The Making of Slate: Slate is not a "port" of Moses to Windows. Jeroen's
cross-platform updates created one C++ code base that compiles on either
Posix or Windows. The entire Moses community benefits... Linux, OS-X,
Android and now Windows users alike. That said, PTTools maintains two
forked repositories that we periodically mirror from the respective
Moses repositories. As of this package release, the C++ code in the
Moses & Slate repositories are in-synch and all C++ updates that created
the Slate packages are part of the Moses repositories' master branches.

https://bitbucket.org/pttools/slate-moses/
https://bitbucket.org/pttools/slate-mgiza/

These Slate repositories exist primarily to support commercial SMT users
(Windows and Linux) with cross-platform compatibility. If this is you,
please feel free to create issues in the "issues tracker" of the
slate-moses repository. However, questions about computational
linguistics and how SMT works should remain part of this moses-support list.

Moving forward. Every 3 or 4 months, we will test then-current Moses
commits, pick a stable commit, apply engineering and cross-platform
updates, test & verify them with the Moses team and finally pull the
updated commits into the Slate repositories. This means the Slate
repositories will lag behind the Moses team's work and the Slate code
will always be stable and tested. If anyone is looking for stable
commits that are tested for cross-platform compatibility, please feel
free to pull from these repositories. This also means the Moses
repositories will continue to receive our updates, hopefully leading to
a more stable, robust and perpetual cross-platform code base for everyone.
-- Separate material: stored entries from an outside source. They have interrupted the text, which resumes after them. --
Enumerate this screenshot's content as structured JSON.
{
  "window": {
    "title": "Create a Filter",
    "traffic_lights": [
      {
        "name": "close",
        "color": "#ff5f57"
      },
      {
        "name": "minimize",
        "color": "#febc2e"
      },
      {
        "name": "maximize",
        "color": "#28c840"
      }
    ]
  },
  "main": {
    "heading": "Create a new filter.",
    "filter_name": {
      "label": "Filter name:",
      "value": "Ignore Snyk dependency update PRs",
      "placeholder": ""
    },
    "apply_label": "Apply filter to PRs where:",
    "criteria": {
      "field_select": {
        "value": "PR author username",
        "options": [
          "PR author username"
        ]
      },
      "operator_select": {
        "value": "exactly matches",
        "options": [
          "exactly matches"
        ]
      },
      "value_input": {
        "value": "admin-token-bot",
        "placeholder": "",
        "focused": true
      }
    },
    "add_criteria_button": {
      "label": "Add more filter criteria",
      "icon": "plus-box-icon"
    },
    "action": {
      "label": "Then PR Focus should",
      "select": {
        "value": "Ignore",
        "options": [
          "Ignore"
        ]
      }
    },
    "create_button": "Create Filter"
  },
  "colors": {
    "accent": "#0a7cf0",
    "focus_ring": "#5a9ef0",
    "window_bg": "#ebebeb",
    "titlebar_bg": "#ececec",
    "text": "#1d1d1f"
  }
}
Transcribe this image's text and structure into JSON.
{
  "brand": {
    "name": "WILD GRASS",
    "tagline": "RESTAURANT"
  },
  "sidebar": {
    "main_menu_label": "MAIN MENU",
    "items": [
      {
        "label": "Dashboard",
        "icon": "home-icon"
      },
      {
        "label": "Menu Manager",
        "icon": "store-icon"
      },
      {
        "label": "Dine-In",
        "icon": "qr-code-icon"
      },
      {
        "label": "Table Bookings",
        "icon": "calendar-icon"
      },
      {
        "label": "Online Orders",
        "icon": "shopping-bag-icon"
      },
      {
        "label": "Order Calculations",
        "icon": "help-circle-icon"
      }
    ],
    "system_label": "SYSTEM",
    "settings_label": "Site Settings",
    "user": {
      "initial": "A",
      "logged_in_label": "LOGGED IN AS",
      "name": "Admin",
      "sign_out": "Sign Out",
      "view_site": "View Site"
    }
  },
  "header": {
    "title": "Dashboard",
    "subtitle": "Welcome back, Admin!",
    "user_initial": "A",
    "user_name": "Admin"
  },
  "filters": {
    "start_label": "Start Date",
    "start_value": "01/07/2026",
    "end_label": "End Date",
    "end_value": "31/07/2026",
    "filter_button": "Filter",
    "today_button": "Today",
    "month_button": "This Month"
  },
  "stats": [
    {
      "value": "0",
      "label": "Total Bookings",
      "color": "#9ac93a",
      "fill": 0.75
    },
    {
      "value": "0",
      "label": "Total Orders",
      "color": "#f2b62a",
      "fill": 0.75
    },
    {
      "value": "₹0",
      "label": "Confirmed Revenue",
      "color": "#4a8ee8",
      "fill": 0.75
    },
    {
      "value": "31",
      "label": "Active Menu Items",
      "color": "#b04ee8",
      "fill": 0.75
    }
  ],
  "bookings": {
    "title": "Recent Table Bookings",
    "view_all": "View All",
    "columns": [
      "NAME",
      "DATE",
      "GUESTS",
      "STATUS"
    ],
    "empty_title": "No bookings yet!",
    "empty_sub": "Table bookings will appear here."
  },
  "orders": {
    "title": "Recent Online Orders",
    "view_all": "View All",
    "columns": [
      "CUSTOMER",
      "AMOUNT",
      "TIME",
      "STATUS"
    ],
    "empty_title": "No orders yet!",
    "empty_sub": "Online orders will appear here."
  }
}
I invite the Moses community, academic and business alike, to try Slate.
It's exciting to experience SMT on a Windows host, especially when not
so long ago it was said that Moses is "unlikely to ever run on Windows
without Cygwin." (OK, I'm easily excited.) I can already hear (most) of
you scoffing that you wouldn't be caught dead with a Windows machine.
For you, I challenge you to install Wine 1.7 and run Slate for Windows.
All of its binaries and the updated Perl scripts run fine on Wine.
Please report your findings if you try.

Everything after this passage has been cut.